Coal Breaker - The Coal Breaking Process

The Coal Breaking Process

Ideally, coal breakers were placed so that the top of the breaking plant was equal to or slightly below the mine mouth so that gravity would move the coal to the breaking plant. Where this was not possible, coal would be hoisted to the top of the coal breaking plant. A boiler and boilerhouse would be located nearby to provide power for the hoist, moving screens, jigs, and crushers (although in more modern times this is supplied by electricity), along with an engine house (to house the engine for the hoist), pumps and pumphouse (to supply the coal washing machines with water), and headframe (for the hoist). The typical coal breaking plant was often eight or nine stories tall, sometimes rising 150 feet high or more.

In the typical coal breaking plant at the beginning of the 20th century, the coal entered the plant at the upper floor and slid down a gently inclined "picker table" where breaker boys removed obvious impurities such as rocks and large pieces of slate and threw them down chutes to the culm pile. The breakers also removed obviously clean lumps of coal and sent them down a separate "clean coal" chute for crushing. Lumps intermixed with impurities would go down a third chute for crushing and further cleaning.

On the second level of a typical breaker, coal would be roughly sorted. The fuel would move over sorting bars, with the various sizes of coal going down different chutes. Each type of roughly sorted coal would next pass over a "slate-picker screen" (sometimes called a "mud screen"), with the generally round coal falling through the screen and the flat slate passing over the screen to fall down a chute to the culm pile. Coal passing through the slate-picker screen would then be sorted by additional screens. Some these second screens were composed of flat iron perforated by holes of larger size toward the rear (where the coal entered) and smaller holes toward the front. These flat screens were sometimes shaken back and forth (hence the name "shaking screens"), which not only removed dirt and sulphur from the coal but broke down larger lumps of coal into smaller sizes and sorted it for further cleaning and processing. Other screens were cylindrical, making 10 revolutions per minute and performing the same function as shaking screen. Flat and cylindrical screens could be single-jacketed (a single screen) or double-jacketed (two screens, the first or inner screen having larger openings while the second screen had smaller ones).

The third level from the top was the crushing level. Most coal was still lump coal at this stage, and needed to be crushed in order to create smaller, more marketable product. Here, a series of interlocking, toothed crushers or rollers would break lump coal into progressively smaller sizes.
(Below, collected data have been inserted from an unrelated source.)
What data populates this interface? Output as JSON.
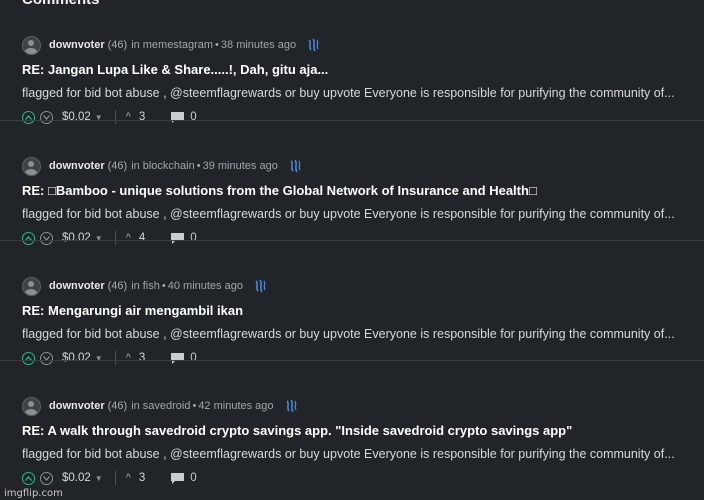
{
  "page": {
    "heading": "Comments"
  },
  "comments": [
    {
      "author": "downvoter",
      "reputation": "(46)",
      "in_label": "in",
      "community": "memestagram",
      "age": "38 minutes ago",
      "title": "RE: Jangan Lupa Like & Share.....!, Dah, gitu aja...",
      "body": "flagged for bid bot abuse , @steemflagrewards or buy upvote Everyone is responsible for purifying the community of...",
      "payout": "$0.02",
      "votes": "3",
      "replies": "0"
    },
    {
      "author": "downvoter",
      "reputation": "(46)",
      "in_label": "in",
      "community": "blockchain",
      "age": "39 minutes ago",
      "title": "RE: □Bamboo - unique solutions from the Global Network of Insurance and Health□",
      "body": "flagged for bid bot abuse , @steemflagrewards or buy upvote Everyone is responsible for purifying the community of...",
      "payout": "$0.02",
      "votes": "4",
      "replies": "0"
    },
    {
      "author": "downvoter",
      "reputation": "(46)",
      "in_label": "in",
      "community": "fish",
      "age": "40 minutes ago",
      "title": "RE: Mengarungi air mengambil ikan",
      "body": "flagged for bid bot abuse , @steemflagrewards or buy upvote Everyone is responsible for purifying the community of...",
      "payout": "$0.02",
      "votes": "3",
      "replies": "0"
    },
    {
      "author": "downvoter",
      "reputation": "(46)",
      "in_label": "in",
      "community": "savedroid",
      "age": "42 minutes ago",
      "title": "RE: A walk through savedroid crypto savings app. \"Inside savedroid crypto savings app\"",
      "body": "flagged for bid bot abuse , @steemflagrewards or buy upvote Everyone is responsible for purifying the community of...",
      "payout": "$0.02",
      "votes": "3",
      "replies": "0"
    }
  ],
  "icons": {
    "upvote": "upvote-icon",
    "downvote": "downvote-icon",
    "votes": "chevron-up-icon",
    "replies": "comment-icon",
    "steem": "steem-logo-icon"
  },
  "colors": {
    "background": "#212529",
    "upvote": "#2bb58c",
    "steem": "#4b86d6"
  },
  "watermark": "imgflip.com"
}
On the fourth level down, the coal was further cleaned of impurities. This was originally done primarily by hand, but hand picking was gradually supplanted after 1910 by improved screens and jigs. Although breaker boys worked at all levels of the coal breaker, most of the removal of impurities by hand occurred on this level. (Some picking did occur on the ground level of the coal breaker, where boys would locate good pieces of coal in the culm and return it to the "clean" coal stream.) Some coal might travel to this level directly from second level, if small enough, as at this level the screens and jigs were only capable of handling egg-grade coal and smaller. This area of the coal breaker was also where most dry screens and wet jigs operated. At this level, the use of conveyor belts (with or without paddles or scoops) was necessarily in order to move the smaller grades of coal, with most belts moving at about 33 feet per minute for pea coal and 50 feet per minute for larger grades. Multiple sorting and picking levels might exist in a single coal breaker, depending on the amount of coal to be processed.

Coal and culm were received at the ground level. Dry culm was taken away from the coal breaker by conveyor belt or rail car and dumped nearby. Very fine dry culm was sometimes separated from the heavier culm by forced air and blown through tubes to a separate pile. Wet culm was generally held in settling tanks or behind a coal slurry impoundment dam to allow particulate to settle out of the water. The "clean" coal, emerging from the coal breaker already sorted into its respective sizes, was collected primarily by rail cars and then delivered to market.